Dari ruang tamu Klara membawa Dafy masuk ke ruang tengah. Dengan dorongan yang kasar Klara melempar Dafy hingga terbaring di atas sofa yang empuk.
Klara begitu mendominasi. Menduduki Dafy yang hanya bisa sedikit memberi perlawanan.
“Please tidak usah pakai diikat-ikat”, ucap Dafy lirih.
“Aww”, Dafy mendapat sebuah tamparan manis.
*
Beberapa jam berlalu.
Mereka berdua sudah sama-sama kelelahan dengan baju-baju yang berserakan kemana-mana.
“Kenapa menjadi seorang penulis?”,
“Jangan bohong”,
“Kalau bohong aku bisa langsung tahu”, suaranya begitu lembut.
Tanya Klara yang telinganya tepat bersandar di atas detak jantung Dafy yang telanjang dada.
“Aku bisa bebas”,
“Aku bisa menjadi siapa pun”,
“Aku bisa pergi kemana saja aku mau”,
“Dan yang paling penting aku tidak perlu mendengarkan perkataan orang lain”, jawab Dafy.

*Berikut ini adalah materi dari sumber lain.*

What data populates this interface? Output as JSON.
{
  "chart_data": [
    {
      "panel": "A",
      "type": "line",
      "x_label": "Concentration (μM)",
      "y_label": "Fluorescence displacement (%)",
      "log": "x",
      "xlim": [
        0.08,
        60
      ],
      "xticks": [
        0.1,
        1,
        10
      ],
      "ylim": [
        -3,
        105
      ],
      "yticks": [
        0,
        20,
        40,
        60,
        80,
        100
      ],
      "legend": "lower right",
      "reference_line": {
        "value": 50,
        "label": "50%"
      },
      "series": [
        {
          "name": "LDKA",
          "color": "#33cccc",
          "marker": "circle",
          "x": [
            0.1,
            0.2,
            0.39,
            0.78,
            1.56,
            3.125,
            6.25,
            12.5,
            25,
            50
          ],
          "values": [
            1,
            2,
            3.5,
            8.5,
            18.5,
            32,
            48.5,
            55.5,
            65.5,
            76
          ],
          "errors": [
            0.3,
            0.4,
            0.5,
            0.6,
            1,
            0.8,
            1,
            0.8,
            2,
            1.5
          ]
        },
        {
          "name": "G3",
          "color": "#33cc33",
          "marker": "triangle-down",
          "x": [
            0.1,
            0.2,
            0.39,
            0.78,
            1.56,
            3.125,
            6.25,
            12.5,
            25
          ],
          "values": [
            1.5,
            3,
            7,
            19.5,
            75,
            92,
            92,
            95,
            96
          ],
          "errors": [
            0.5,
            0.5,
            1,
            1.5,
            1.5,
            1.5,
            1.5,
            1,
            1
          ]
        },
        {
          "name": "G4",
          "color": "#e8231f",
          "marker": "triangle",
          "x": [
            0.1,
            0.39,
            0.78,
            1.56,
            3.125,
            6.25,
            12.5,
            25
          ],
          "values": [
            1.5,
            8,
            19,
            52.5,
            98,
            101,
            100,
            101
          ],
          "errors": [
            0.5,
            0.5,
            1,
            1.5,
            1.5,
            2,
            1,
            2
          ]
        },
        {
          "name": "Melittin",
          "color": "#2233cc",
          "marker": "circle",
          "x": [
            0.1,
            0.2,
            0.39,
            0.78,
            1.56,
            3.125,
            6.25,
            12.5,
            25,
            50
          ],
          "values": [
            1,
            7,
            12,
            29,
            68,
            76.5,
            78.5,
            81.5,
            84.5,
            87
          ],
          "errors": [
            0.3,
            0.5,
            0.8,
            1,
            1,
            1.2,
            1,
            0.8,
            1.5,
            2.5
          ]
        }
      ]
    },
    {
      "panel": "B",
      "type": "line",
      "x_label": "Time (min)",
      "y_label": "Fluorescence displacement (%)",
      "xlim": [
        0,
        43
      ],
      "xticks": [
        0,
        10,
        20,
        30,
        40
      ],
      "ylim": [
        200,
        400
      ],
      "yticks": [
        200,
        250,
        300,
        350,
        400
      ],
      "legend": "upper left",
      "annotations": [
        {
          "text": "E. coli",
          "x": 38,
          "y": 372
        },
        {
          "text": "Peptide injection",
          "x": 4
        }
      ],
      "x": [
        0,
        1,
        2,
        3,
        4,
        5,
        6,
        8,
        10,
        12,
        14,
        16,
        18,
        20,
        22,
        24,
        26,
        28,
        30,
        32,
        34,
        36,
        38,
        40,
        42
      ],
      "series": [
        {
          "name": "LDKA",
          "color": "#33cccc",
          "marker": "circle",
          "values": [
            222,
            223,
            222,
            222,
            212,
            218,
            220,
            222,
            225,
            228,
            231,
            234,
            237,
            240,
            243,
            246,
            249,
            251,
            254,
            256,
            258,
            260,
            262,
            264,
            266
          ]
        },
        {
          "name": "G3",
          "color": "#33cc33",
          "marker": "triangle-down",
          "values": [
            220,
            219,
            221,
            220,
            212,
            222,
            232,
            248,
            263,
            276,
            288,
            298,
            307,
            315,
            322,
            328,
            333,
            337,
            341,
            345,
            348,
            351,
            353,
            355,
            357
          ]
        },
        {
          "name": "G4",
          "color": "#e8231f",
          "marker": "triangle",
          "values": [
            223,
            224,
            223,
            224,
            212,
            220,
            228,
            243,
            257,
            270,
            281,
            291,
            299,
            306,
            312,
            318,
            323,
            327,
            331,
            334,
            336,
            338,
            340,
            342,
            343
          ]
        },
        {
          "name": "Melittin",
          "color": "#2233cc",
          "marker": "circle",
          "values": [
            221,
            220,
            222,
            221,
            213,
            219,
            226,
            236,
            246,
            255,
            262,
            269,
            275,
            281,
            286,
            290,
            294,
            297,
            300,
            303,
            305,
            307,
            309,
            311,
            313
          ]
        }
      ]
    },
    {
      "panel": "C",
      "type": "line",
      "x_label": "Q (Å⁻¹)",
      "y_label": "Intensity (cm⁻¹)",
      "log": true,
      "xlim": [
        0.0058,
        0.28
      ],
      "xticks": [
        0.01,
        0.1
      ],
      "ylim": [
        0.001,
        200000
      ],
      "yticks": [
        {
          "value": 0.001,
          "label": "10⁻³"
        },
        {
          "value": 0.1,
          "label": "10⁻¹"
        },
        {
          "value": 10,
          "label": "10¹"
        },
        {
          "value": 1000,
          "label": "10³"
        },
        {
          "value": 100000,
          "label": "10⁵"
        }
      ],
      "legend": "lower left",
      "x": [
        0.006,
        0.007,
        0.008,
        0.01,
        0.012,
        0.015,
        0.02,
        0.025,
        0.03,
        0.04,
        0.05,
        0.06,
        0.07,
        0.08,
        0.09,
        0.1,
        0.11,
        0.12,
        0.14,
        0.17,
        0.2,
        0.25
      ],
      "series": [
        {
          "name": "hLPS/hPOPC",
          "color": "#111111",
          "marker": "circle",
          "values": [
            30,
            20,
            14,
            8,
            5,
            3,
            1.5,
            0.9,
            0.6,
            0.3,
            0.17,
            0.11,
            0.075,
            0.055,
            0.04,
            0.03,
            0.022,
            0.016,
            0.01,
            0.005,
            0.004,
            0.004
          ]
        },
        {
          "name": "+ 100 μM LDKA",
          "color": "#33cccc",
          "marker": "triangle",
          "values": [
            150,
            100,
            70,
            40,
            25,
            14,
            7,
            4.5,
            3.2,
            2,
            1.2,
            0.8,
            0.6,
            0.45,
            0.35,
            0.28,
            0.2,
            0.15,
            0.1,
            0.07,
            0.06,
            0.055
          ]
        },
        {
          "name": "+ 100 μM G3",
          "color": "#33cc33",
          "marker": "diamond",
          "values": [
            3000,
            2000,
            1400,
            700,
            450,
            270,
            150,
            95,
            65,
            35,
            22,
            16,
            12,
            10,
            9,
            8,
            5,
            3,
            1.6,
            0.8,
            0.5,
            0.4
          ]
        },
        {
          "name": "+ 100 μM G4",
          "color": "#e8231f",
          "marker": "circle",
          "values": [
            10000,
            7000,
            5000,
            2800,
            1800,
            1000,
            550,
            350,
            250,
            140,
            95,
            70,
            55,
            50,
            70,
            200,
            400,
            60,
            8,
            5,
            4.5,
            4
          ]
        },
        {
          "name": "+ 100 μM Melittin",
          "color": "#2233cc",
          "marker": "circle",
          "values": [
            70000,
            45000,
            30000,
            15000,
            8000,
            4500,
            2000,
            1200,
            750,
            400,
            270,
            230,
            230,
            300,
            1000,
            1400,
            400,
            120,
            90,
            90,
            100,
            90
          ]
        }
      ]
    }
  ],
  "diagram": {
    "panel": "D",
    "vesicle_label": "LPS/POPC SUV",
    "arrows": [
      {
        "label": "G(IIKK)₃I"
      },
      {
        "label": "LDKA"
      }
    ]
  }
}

“Tapi itu sangat beresiko, bagaimana seandainya kamu dengan semua tulisan-tulisanmu tidak menjadi apa-apa?”, tanya Klara kritis.
“Itu bukan masalah”,
“Seniman adalah sebuah kehidupan sehari-hari, yang artinya kebiasaan atau gaya hidup yang kami lakukan sepanjang waktu”,
“Dan kami menjalaninya karena kami bahagia dan menikmatinya”,
“Lihatlah para seniman yang dahulu”,
“Sebutlah siapa saja, Leonardo, Vincent, Ludwig”,
“Sampai sekarang karya-karya mereka masih dikenal banyak orang”,
“Tapi tidak semua orang itu tahu bagaimana seniman-seniman itu dulu waktu mereka masih hidup”,
“Tidak semua orang mencari tahu bagaimana dahulu mereka makan dan tidur”,
“Kebanyakan orang hanya tahu karya-karya mereka saja”,
“Seperti itulah hidup sebagai seorang seniman”,
“Bahkan ada yang tidak sempat menikmati hasil dari karya mereka karena pada saat karya mereka meledak para seniman itu sudah lama meninggal dunia”,
“Belum lagi mereka yang sama sekali tidak dikenal”,
“Begitulah resikonya”,
Baru kali ini Dafy yang laki-laki berbicara lebih panjang kali lebar dari pada Klara yang perempuan.
“Apa kamu takut?”,
*
“Klara, bagaimana denganmu?”,
“Kenapa kamu benar-benar mencariku?”,
Dalam pelukan hangat itu Dafy bertanya.
“Adakah yang ingin kamu katakan kepadaku?
Rambut keriting panjang itu memenuhi wajah Dafy.